No one could possibly think that the representative and historically important superhero comics from the 40s (the “Golden Age”) are, on the whole, better than the analogous superhero comics from the “Silver Age” of the late 50s and early 60s. No one. The Silver Age has Carmine Infantino, Steve Ditko, Murphy Anderson, Curt Swan, Gil Kane, Joe Kubert and Stan Lee all at their prime working on superheroes, and Jack Kirby at one of his primes.

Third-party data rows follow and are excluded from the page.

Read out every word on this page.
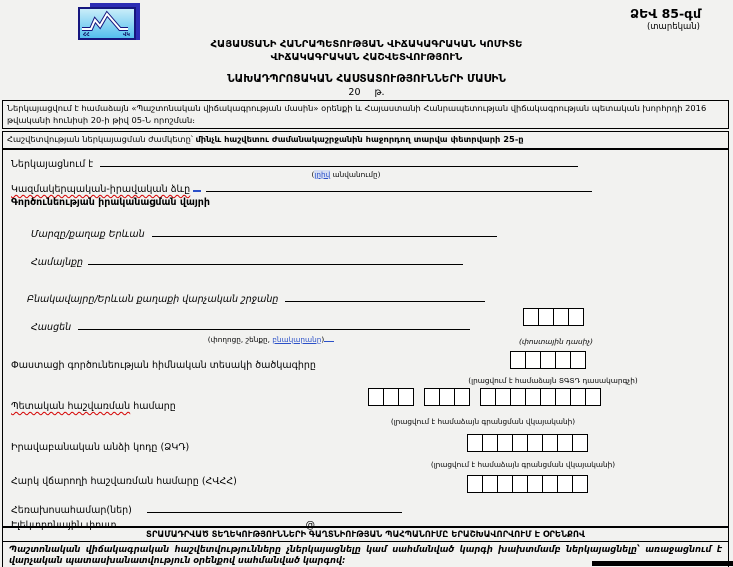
ՀՀ	ՎԿ
ՁԵՎ 85-գմ
(տարեկան)
ՀԱՅԱՍՏԱՆԻ ՀԱՆՐԱՊԵՏՈՒԹՅԱՆ ՎԻՃԱԿԱԳՐԱԿԱՆ ԿՈՄԻՏԵ
ՎԻՃԱԿԱԳՐԱԿԱՆ ՀԱՇՎԵՏՎՈՒԹՅՈՒՆ
ՆԱԽԱԴՊՐՈՑԱԿԱՆ ՀԱՍՏԱՏՈՒԹՅՈՒՆՆԵՐԻ ՄԱՍԻՆ
20 թ.
Ներկայացվում է համաձայն «Պաշտոնական վիճակագրության մասին» օրենքի և Հայաստանի Հանրապետության վիճակագրության պետական խորհրդի 2016 թվականի հունիսի 20-ի թիվ 05-Ն որոշման։
Հաշվետվության ներկայացման ժամկետը՝ մինչև հաշվետու ժամանակաշրջանին հաջորդող տարվա փետրվարի 25-ը
Ներկայացնում է
(լրիվ անվանումը)
Կազմակերպական-իրավական ձևը
Գործունեության իրականացման վայրի
Մարզը/քաղաք Երևան
Համայնքը
Բնակավայրը/Երևան քաղաքի վարչական շրջանը
Հասցեն
(փողոցը, շենքը, բնակարանը)	(փոստային դասիչ)
Փաստացի գործունեության հիմնական տեսակի ծածկագիրը
(լրացվում է համաձայն ՏԳՏԴ դասակարգչի)
Պետական հաշվառման համարը
(լրացվում է համաձայն գրանցման վկայականի)
Իրավաբանական անձի կոդը (ՁԿԴ)
(լրացվում է համաձայն գրանցման վկայականի)
Հարկ վճարողի հաշվառման համարը (ՀՎՀՀ)
Հեռախոսահամար(ներ)
Էլեկտրոնային փոստ	@
ՏՐԱՄԱԴՐՎԱԾ ՏԵՂԵԿՈՒԹՅՈՒՆՆԵՐԻ ԳԱՂՏՆԻՈՒԹՅԱՆ ՊԱՀՊԱՆՈՒՄԸ ԵՐԱՇԽԱՎՈՐՎՈՒՄ Է ՕՐԵՆՔՈՎ
Պաշտոնական վիճակագրական հաշվետվությունները չներկայացնելը կամ սահմանված կարգի խախտմամբ ներկայացնելը՝ առաջացնում է վարչական պատասխանատվություն օրենքով սահմանված կարգով։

The Golden Age, to be sure, has Will Eisner, CC Beck, William Moulton Marston and HG Peter, Jack Cole and Bill Everett…but also “Bob Kane”, Siegel and Shuster, Paul Gustavson, early Kirby and Simon, and a million other inept swipes from Alex Raymond.
So, if we absolutely have to have this arbitrary and artificial division of genre-specific material into “ages”, can we at least use the right metaphor? Superhero comics did not degenerate from a fabled, prelapsarian Eden; they evolved from primitive beginnings into a higher and nobler state. It’s not Golden to Silver, it’s Stone to Iron.

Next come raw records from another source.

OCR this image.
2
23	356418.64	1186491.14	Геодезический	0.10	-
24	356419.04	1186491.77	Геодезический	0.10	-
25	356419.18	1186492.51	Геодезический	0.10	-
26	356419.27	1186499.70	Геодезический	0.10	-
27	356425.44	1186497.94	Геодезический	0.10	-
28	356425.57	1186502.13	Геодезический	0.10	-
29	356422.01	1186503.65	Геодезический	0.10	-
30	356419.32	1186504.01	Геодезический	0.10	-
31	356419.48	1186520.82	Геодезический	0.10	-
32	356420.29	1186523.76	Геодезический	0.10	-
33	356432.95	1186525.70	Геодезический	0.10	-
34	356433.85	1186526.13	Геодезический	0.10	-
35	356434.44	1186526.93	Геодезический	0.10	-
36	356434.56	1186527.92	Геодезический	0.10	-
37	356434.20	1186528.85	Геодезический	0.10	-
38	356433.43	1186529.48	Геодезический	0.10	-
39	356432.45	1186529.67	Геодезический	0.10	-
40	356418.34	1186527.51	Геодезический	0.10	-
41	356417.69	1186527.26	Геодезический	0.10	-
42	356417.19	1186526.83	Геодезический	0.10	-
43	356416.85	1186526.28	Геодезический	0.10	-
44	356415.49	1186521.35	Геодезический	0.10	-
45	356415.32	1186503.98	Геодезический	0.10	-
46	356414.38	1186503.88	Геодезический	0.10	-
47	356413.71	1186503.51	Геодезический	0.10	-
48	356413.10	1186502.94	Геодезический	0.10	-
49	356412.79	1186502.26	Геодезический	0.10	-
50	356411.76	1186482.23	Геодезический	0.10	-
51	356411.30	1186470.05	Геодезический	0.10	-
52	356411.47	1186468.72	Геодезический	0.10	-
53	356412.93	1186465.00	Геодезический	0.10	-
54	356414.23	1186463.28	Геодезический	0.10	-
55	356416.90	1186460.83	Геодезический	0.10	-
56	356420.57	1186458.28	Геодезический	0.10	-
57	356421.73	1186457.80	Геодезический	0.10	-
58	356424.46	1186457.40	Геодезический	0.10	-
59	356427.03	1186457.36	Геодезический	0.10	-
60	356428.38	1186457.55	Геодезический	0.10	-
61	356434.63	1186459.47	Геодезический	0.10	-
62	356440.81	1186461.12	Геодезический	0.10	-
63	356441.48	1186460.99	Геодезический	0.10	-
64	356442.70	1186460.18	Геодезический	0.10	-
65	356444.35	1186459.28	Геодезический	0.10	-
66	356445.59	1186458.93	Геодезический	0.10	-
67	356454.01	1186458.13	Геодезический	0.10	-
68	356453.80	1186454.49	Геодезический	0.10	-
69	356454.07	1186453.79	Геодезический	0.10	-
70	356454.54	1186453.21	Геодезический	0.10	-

…Come to think of it, though, even calling it the Stone Age is being kind to 40s superhero comics, and unkind to stones. I’m just thinking out loud here, but what tools did our hominid ancestors use before stones? Okay, in the Stone Age, they made crude axes out of, well, stone (duh), but before that were they making even crummier axes out of spit and dirt? Was there a Dirt Age? Was there an even earlier Leaf And Stick And Some Bits Of Clay I Found By The River And I Sort Of Smooshed Them All Together And Made A Pretty Good Lump Of Crud To Throw At Somebody Age? Was there an even earlier age where they threw faeces at one another like chimpanzees? Can we call it the Faeces Age? Can I make it through one whole post without resorting to toilet humour?
THE ANSWER IS NO.
(Self-promotional PS: I further discuss the shittiness of the “Golden Age” here and the embarrassment of superherocentric historiography here).

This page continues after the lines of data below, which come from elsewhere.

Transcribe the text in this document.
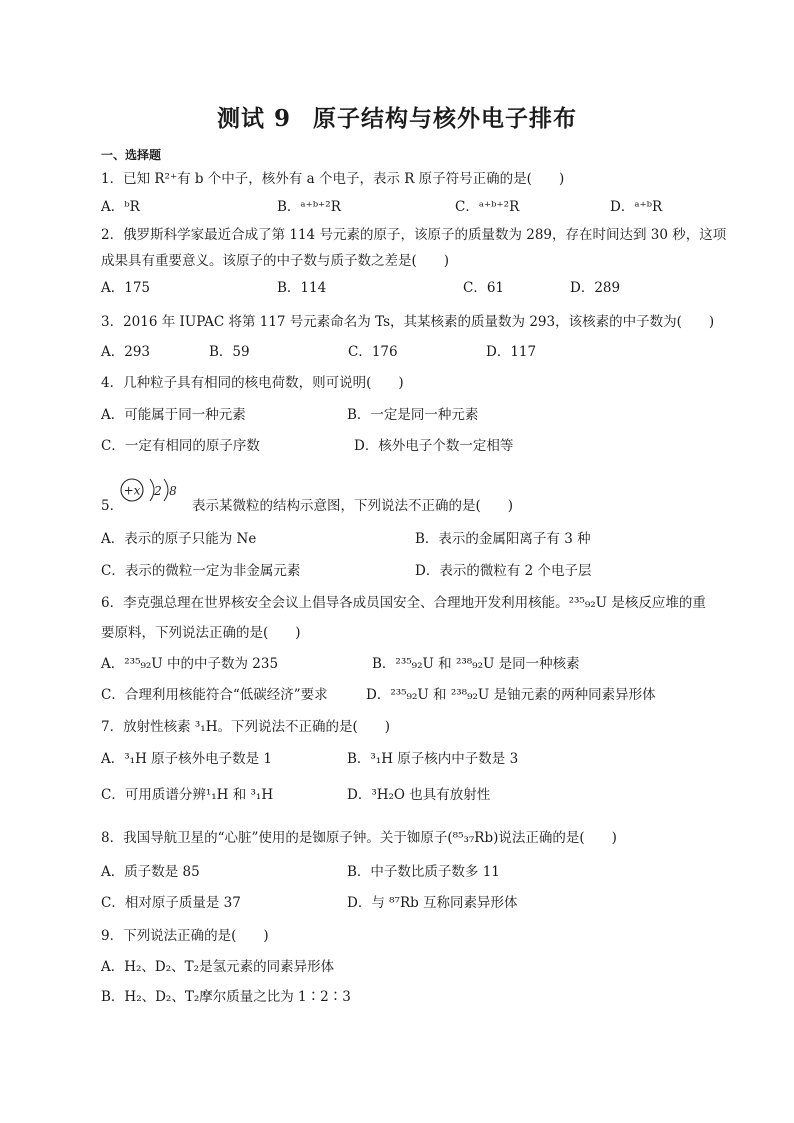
测试 9 原子结构与核外电子排布
一、选择题
1．已知 R²⁺有 b 个中子，核外有 a 个电子，表示 R 原子符号正确的是(　　)
A．ᵇR	B．ᵃ⁺ᵇ⁺²R	C．ᵃ⁺ᵇ⁺²R	D．ᵃ⁺ᵇR
2．俄罗斯科学家最近合成了第 114 号元素的原子，该原子的质量数为 289，存在时间达到 30 秒，这项
成果具有重要意义。该原子的中子数与质子数之差是(　　)
A．175	B．114	C．61	D．289
3．2016 年 IUPAC 将第 117 号元素命名为 Ts，其某核素的质量数为 293，该核素的中子数为(　　)
A．293	B．59	C．176	D．117
4．几种粒子具有相同的核电荷数，则可说明(　　)
A．可能属于同一种元素	B．一定是同一种元素
C．一定有相同的原子序数	D．核外电子个数一定相等
+x 2 8
5．	表示某微粒的结构示意图，下列说法不正确的是(　　)
A．表示的原子只能为 Ne	B．表示的金属阳离子有 3 种
C．表示的微粒一定为非金属元素	D．表示的微粒有 2 个电子层
6．李克强总理在世界核安全会议上倡导各成员国安全、合理地开发利用核能。²³⁵₉₂U 是核反应堆的重
要原料，下列说法正确的是(　　)
A．²³⁵₉₂U 中的中子数为 235	B．²³⁵₉₂U 和 ²³⁸₉₂U 是同一种核素
C．合理利用核能符合“低碳经济”要求	D．²³⁵₉₂U 和 ²³⁸₉₂U 是铀元素的两种同素异形体
7．放射性核素 ³₁H。下列说法不正确的是(　　)
A．³₁H 原子核外电子数是 1	B．³₁H 原子核内中子数是 3
C．可用质谱分辨¹₁H 和 ³₁H	D．³H₂O 也具有放射性
8．我国导航卫星的“心脏”使用的是铷原子钟。关于铷原子(⁸⁵₃₇Rb)说法正确的是(　　)
A．质子数是 85	B．中子数比质子数多 11
C．相对原子质量是 37	D．与 ⁸⁷Rb 互称同素异形体
9．下列说法正确的是(　　)
A．H₂、D₂、T₂是氢元素的同素异形体
B．H₂、D₂、T₂摩尔质量之比为 1∶2∶3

Image attribution: Cover taken from the invaluable comics.org
I like “Leaf And Stick And Some Bits Of Clay I Found By The River And I Sort Of Smooshed Them All Together And Made A Pretty Good Lump Of Crud To Throw At Somebody Age?” (LSSBCIFBTRISOSTATAMAPGLOCTTASA Age for Short.) But…I think it’s wrong to say we evolved from the LSSBCIFBTRISOSTATAMAPGLOCTTASA Age to the Slightly Less Awful Age…at least without the caveat that we’ve now devolved again to some sort of Golden Shower age, which is sort of like the Golden Age but for older viewers.
It seems that the “Golden Age” term refers more to the ubiquity and public acceptance, rather than the quality of the comics themselves. There were millions of comics sold those days, in lots of genres besides superheroes. That’s the real reason that time is so celebrated, since it was supposedly an era where people weren’t so deathly embarrassed of their hobbies. I don’t think that was actually true though; the comics were still considered kids’ stuff, so even if there were a handful of good artists, adult fans would be just as scorned and ridiculed as they should be today.
Incidentally, I’d there was a real Golden Age of comics, it would be the decades before superheroes caught on, when newspaper strips were full of gorgeous, innovative work. Winsor McCay alone blows most Golden Age superhero comics away, and there were plenty of other greats at work as well. But they weren’t superheroes, so modern dumbasses can ignore them.